Тигран приходил в редакцию к семи вечера, когда там никого, кроме Шушан, задержавшейся под предлогом дописать статью, не оставалось. Пробравшись сквозь запущенный сквер и скользнув в расположенный в торце особняка служебный вход, он взбегал на второй этаж, где она его ждала. Каждый раз, оказавшись в дверях ее кабинета, он задерживал дыхание и прикладывал ладонь к груди, чтобы унять сердцебиение: сердце колотилось до того громко, что, казалось, заглушало стрекот печатной машинки Шушан. Она выскакивала из-за стола и неслась к нему, висла на шее и частила, запрокидывая голову и заглядывая в глаза: «Пришел? Ты пришел?» «Пришел!» – унимая волнение, выдыхал он. Распаленные долгим вынужденным расставанием, их отношения обрели новую силу и новый смысл. Он теперь не ревновал ее к мужу, а она, убедившись за время разлуки в своей любви, прекратила изводить его высокомерием. Каждая встреча наполняла их сердца ощущением несомненного и неоспоримого счастья. Они совершенно не испытывали угрызений совести, потому не омрачали выпавшие на их долю скудные часы бессмысленными упреками. До поры до времени Шушан даже не заботило существование в жизни любимого мужчины другой женщины, будто бы ее и не было вовсе. Однако все изменилось в день, когда она столкнулась с беременной Элизой в поликлинике. Пришла Шушан туда, обеспокоенная отсутствием женских недомоганий. Но доктор ее успокоил, и она, выдохнув с облегчением, засобиралась на выход, досказывая забавную историю, приключившуюся с ее младшим сыном. Столкнувшись в дверях с Элизой, она, совершенно огорошенная и сбитая с толку ее беременностью, впервые испытала смешанное чувство досады и ревности. Тигран не предупреждал ее о состоянии жены, и хоть она и понимала, что сделал он это из желания уберечь ее, однако была неприятно уязвлена. Рабочий день она провела, сидя без дела перед печатной машинкой и выкуривая одну сигарету за другой. Ближе к вечеру заломило поясницу и заныло внизу живота, и Шушан, сославшись на плохое самочувствие, отпросилась домой. Приход долгожданных регул она восприняла не с облегчением, а с горечью и даже досадой. И именно тогда призналась себе, что не согласна еще раз отказаться от любимого мужчины. Теперь она готова была сделать все возможное, чтобы заполучить его в единоличное пользование навсегда.

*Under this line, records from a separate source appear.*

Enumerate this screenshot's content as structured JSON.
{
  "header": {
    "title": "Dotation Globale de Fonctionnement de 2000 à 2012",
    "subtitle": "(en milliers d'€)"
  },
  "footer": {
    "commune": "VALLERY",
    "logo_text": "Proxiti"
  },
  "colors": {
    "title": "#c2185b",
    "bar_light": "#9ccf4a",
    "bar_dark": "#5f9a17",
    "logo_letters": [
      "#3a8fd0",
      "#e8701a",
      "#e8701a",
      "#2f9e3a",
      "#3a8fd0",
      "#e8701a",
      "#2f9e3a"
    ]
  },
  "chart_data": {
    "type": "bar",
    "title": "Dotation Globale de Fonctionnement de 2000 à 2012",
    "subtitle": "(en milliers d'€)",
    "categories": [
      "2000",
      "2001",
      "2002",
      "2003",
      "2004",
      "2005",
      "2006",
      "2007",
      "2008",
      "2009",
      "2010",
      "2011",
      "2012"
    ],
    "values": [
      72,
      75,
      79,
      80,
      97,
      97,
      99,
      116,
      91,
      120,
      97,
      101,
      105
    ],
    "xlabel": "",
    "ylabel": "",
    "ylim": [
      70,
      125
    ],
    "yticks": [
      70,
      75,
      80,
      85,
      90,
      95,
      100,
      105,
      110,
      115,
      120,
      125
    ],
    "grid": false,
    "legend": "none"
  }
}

Вопреки обыкновению, уходящий ноябрь выдался удивительно мягким и солнечным. Обманутые теплынью, захорохорились петухи и заново стали нестись куры; переселившиеся в теплое низовье реки деревенские чижи закружили над дворами, край ущелья зацвел нежно-голубыми подснежниками и пуще прежнего запах соленым морем, а обочины дорог покрылись кучерявящимися кустиками просвирняка и молочной крапивы. Элизе до отчаяния хотелось зеленого супа. Отправлять старенькую прасвекровь за крапивой она постеснялась, потому сама ее собрала, придумав опускаться возле кустиков на колени (нагибаться не давал большой живот). Зелени оказалось неожиданно много – за полчаса она нарвала целый передник. Суп получился густым и нестерпимо вкусным. Старики ели, щедро поливая его соусом из чеснока и мацуна, и неустанно нахваливали. Прасвекор, подливая себе добавки, не преминул ввернуть, что осенняя крапива всегда вкуснее весенней.
– Почему? – полюбопытствовала Элиза, обмазывая сливочным маслом ломти хлеба и подкладывая их старикам.
Прасвекор собрался было ответить, но его опередила прасвекровь. Она умильно улыбнулась беззубым ртом сначала невестке, потом замершему с половником в руках мужу и прошамкала:
– Перед смертью хотят надышаться, дочка, вот и стараются. Точно мы с дедом.